An Introduction To Thiols

Hop forward beers such as Hazy IPAs are becoming increasingly popular – courtesy of pleasant fruity aromas that partially stem from compounds called thiols. They are one of the most lesser-understood flavor compounds of beer. Off late, brewers have been looking to produce more flavorful and juicy pale ales and an accurate way to get precursors from the ingredients. In this article, let’s look at a brief rundown of the origins, descriptors, and the significance of thiols.

What are thiols?

They are a family of sulfur-containing aroma compounds naturally found in hops, either as free aroma-active volatiles or as non-aroma-active (i.e. non-volatile) precursors. They represent only 1% of the total hop oil composition and are categorized as the sulfur fraction. Despite their low concentrations, thiols have very low sensory detection thresholds, meaning they are perceived at exceptionally low concentrations.

There are three types of aroma-active thiols. 4MMP (4-mercapto-4-methyl-pentan-2-one), 3MH (3-mercaptohexanol) and 3MHA (3-mercaptohexyl acetate) are often perceived as black currant, citrus/grapefruit, passionfruit & guava respectively. Aroma active thiols are also known as volatile thiols which are also found in a variety of tropical fruits, wine grapes and of course, hops.

Southern Hemisphere hops are known to be the highest in free thiols

Thiol compounds exist in two forms. One is a free form and the other is in a precursor form. Free form thiols are volatile but highly aromatic whereas precursor forms, also known as bound thiols, are non-aromatic. As the name suggests, bound thiols are derived from precursors such as malt, hops and other ingredients. While Southern Hemisphere hops appear to be the highest in free thiols, there is still much research and discovery yet to be done. Malted barley is also a great source of precursors. These bound precursors are a stockpile of aroma potential with a yeast capable of biotransforming them to liberate volatile and aromatic thiol compounds via a β – lyase activity.

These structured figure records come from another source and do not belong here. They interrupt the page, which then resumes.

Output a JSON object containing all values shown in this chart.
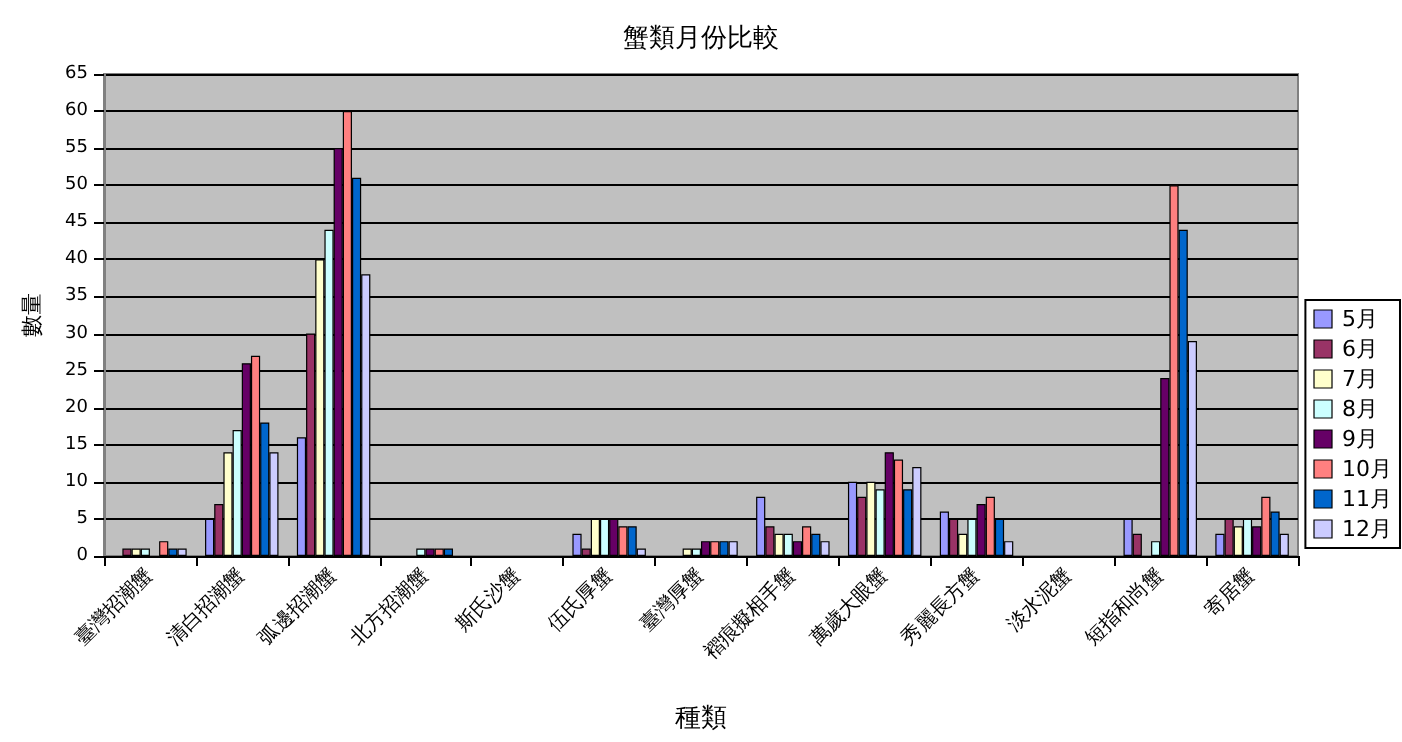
{
  "chart_data": {
    "type": "bar",
    "title": "蟹類月份比較",
    "xlabel": "種類",
    "ylabel": "數量",
    "categories": [
      "臺灣招潮蟹",
      "清白招潮蟹",
      "弧邊招潮蟹",
      "北方招潮蟹",
      "斯氏沙蟹",
      "伍氏厚蟹",
      "臺灣厚蟹",
      "褶痕擬相手蟹",
      "萬歲大眼蟹",
      "秀麗長方蟹",
      "淡水泥蟹",
      "短指和尚蟹",
      "寄居蟹"
    ],
    "series": [
      {
        "name": "5月",
        "color": "#9999ff",
        "values": [
          0,
          5,
          16,
          0,
          0,
          3,
          0,
          8,
          10,
          6,
          0,
          5,
          3
        ]
      },
      {
        "name": "6月",
        "color": "#993366",
        "values": [
          1,
          7,
          30,
          0,
          0,
          1,
          0,
          4,
          8,
          5,
          0,
          3,
          5
        ]
      },
      {
        "name": "7月",
        "color": "#ffffcc",
        "values": [
          1,
          14,
          40,
          0,
          0,
          5,
          1,
          3,
          10,
          3,
          0,
          0,
          4
        ]
      },
      {
        "name": "8月",
        "color": "#ccffff",
        "values": [
          1,
          17,
          44,
          1,
          0,
          5,
          1,
          3,
          9,
          5,
          0,
          2,
          5
        ]
      },
      {
        "name": "9月",
        "color": "#660066",
        "values": [
          0,
          26,
          55,
          1,
          0,
          5,
          2,
          2,
          14,
          7,
          0,
          24,
          4
        ]
      },
      {
        "name": "10月",
        "color": "#ff8080",
        "values": [
          2,
          27,
          60,
          1,
          0,
          4,
          2,
          4,
          13,
          8,
          0,
          50,
          8
        ]
      },
      {
        "name": "11月",
        "color": "#0066cc",
        "values": [
          1,
          18,
          51,
          1,
          0,
          4,
          2,
          3,
          9,
          5,
          0,
          44,
          6
        ]
      },
      {
        "name": "12月",
        "color": "#ccccff",
        "values": [
          1,
          14,
          38,
          0,
          0,
          1,
          2,
          2,
          12,
          2,
          0,
          29,
          3
        ]
      }
    ],
    "ylim": [
      0,
      65
    ],
    "yticks": [
      0,
      5,
      10,
      15,
      20,
      25,
      30,
      35,
      40,
      45,
      50,
      55,
      60,
      65
    ],
    "grid": "y",
    "legend": "right"
  }
}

Barley is a great source of precursors

Analyzing thiols is often hard because of their low concentrations. The standards and instrumentation that are needed to measure them are very expensive, and few laboratories have the equipment that is needed. In summary, thiols are a fascinating group of aroma compounds that should be further explored in brewing and brewers are always pushing boundaries in terms of new recipes and ingredients, looking for better quality beers and tropical-like flavors to attract customers. A greater understanding of hop biotransformation, thiols and β-lyase enzymes will certainly be a major contributor to brewing trends in the years to come.